Bu suç ile korunan hukuki yarar, onsekiz yaşından küçük kişilerin yani çocukların fail veya mağdur olduğu suçlarla ilgili haberlerde, kişilik haklarının korunmasıdır.
Temel hak ve özgürlükler arasında düşünce ve kanaat açıklama özgürlüğünün önemli bir yeri bulunmaktadır. Bu özgürlüğün kullanılabilmesinin en önemli ve etkin yollarından birisi basındır. Basın özgürlüğü; bilgi edinme, yayma, eleştirme, yorumlama ve eser Yaratma haklarını içerir. Düşünceyi açıklama ve basın özgürlüğü, onu kullananlar açısından olduğu kadar gerçekleri öğrenmek özgürlüğüne sahip kişi ve kitleler açısından da temel hak niteliğindedir. O halde, basın özgürlüğü bir yönüyle halkı ilgilendiren haber ve görüşleri iletme özgürlüğüdür; diğer yönüyle ise, bu özgürlük, halkın bu bilgi ve görüşleri alma hakkıdır. Basın ancak bu şekilde kamuoyunun bilgi edinme hakkı bakımından yaşamsal önemi bulunan "halkın gözcülüğü" görevini yapabilir.

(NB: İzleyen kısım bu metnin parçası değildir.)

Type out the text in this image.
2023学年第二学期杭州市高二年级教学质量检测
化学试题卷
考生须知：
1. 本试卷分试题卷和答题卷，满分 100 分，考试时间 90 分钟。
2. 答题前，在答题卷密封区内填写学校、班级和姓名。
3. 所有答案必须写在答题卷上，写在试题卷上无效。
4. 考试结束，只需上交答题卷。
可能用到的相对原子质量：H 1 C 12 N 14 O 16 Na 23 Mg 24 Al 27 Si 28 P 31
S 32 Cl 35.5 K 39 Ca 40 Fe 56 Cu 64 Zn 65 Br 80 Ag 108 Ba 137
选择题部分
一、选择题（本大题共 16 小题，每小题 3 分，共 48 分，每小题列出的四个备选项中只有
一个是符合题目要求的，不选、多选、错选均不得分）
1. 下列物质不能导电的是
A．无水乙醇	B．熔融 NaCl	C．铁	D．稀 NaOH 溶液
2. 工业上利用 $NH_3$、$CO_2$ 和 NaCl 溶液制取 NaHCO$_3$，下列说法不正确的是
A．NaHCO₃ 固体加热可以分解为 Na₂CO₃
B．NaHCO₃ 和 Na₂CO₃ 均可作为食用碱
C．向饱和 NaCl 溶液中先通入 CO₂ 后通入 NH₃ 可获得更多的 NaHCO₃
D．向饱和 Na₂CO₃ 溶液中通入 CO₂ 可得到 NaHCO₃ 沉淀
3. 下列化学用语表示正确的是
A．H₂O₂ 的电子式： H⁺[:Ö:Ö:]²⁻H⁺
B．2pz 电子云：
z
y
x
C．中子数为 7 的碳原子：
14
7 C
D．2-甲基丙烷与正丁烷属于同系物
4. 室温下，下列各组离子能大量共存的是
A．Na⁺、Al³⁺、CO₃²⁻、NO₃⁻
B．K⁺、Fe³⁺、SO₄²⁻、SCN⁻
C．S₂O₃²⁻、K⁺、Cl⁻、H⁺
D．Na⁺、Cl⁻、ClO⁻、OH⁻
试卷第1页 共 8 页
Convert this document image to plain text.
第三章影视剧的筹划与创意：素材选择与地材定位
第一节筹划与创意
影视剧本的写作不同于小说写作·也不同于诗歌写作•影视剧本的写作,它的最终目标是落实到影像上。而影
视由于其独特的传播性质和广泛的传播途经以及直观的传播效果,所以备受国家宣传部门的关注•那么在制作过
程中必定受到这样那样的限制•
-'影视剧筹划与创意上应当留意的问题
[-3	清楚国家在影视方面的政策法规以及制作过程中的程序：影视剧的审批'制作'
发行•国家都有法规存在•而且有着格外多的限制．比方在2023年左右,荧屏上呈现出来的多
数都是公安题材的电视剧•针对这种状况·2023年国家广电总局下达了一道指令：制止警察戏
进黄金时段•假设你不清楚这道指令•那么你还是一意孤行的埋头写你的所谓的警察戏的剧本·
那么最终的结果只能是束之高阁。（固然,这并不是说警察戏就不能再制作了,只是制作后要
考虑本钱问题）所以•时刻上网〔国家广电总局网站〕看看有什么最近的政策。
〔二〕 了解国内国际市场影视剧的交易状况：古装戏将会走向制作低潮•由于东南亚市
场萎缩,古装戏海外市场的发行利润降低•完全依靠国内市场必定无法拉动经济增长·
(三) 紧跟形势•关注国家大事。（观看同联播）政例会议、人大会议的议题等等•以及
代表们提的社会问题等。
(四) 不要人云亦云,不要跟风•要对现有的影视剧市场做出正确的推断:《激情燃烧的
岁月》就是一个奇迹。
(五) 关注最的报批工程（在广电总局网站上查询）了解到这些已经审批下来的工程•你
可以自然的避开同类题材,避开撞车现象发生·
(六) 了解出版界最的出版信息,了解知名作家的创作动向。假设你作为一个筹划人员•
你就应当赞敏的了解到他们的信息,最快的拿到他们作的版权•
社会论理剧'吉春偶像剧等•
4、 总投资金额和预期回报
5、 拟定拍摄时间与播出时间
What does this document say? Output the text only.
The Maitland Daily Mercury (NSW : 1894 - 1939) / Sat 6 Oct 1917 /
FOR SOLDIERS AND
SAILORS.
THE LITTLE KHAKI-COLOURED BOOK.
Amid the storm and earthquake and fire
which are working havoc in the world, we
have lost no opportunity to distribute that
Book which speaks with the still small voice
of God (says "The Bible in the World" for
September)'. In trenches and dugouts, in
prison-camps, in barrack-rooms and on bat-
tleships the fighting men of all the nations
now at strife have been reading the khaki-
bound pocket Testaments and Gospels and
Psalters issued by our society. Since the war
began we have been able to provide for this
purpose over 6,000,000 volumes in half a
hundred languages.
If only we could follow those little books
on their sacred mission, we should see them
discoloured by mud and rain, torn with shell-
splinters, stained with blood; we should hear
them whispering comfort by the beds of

Toplumun ve insanlığın sorunları konusunda bireyi bilinçlendirmek, doğru ve gerçeğe uygun bilgiler ile donatmak, yaşanan sorun, olay ve oluşumlar hakkında kamuoyunu nesnel bir biçimde aydınlatmak, düşünmeye yönlendirici tartışmalar açmak, yöneticileri eleştirmek, uyarmak ve bu suretle denetlemek durumunda olan basının sahip olduğu hakkı hukuka uygun bir biçimde kullandığının kabulü için; açıklama, eleştiri ve değer yargısı biçimindeki bilginin gerçek ve güncel olması, açıklanmasında kamunun ilgi ve yararının bulunması, açıklanış şekli ile konusu arasında düşünsel bağ bulunması, açıklamada küçültücü sözlerin kullanılmaması gerekmektedir. Ancak, basın özgürlüğünün bir dereceye kadar abartma hatta kışkırtmaya başvurma hakkını da içerdiği de unutulmamalıdır.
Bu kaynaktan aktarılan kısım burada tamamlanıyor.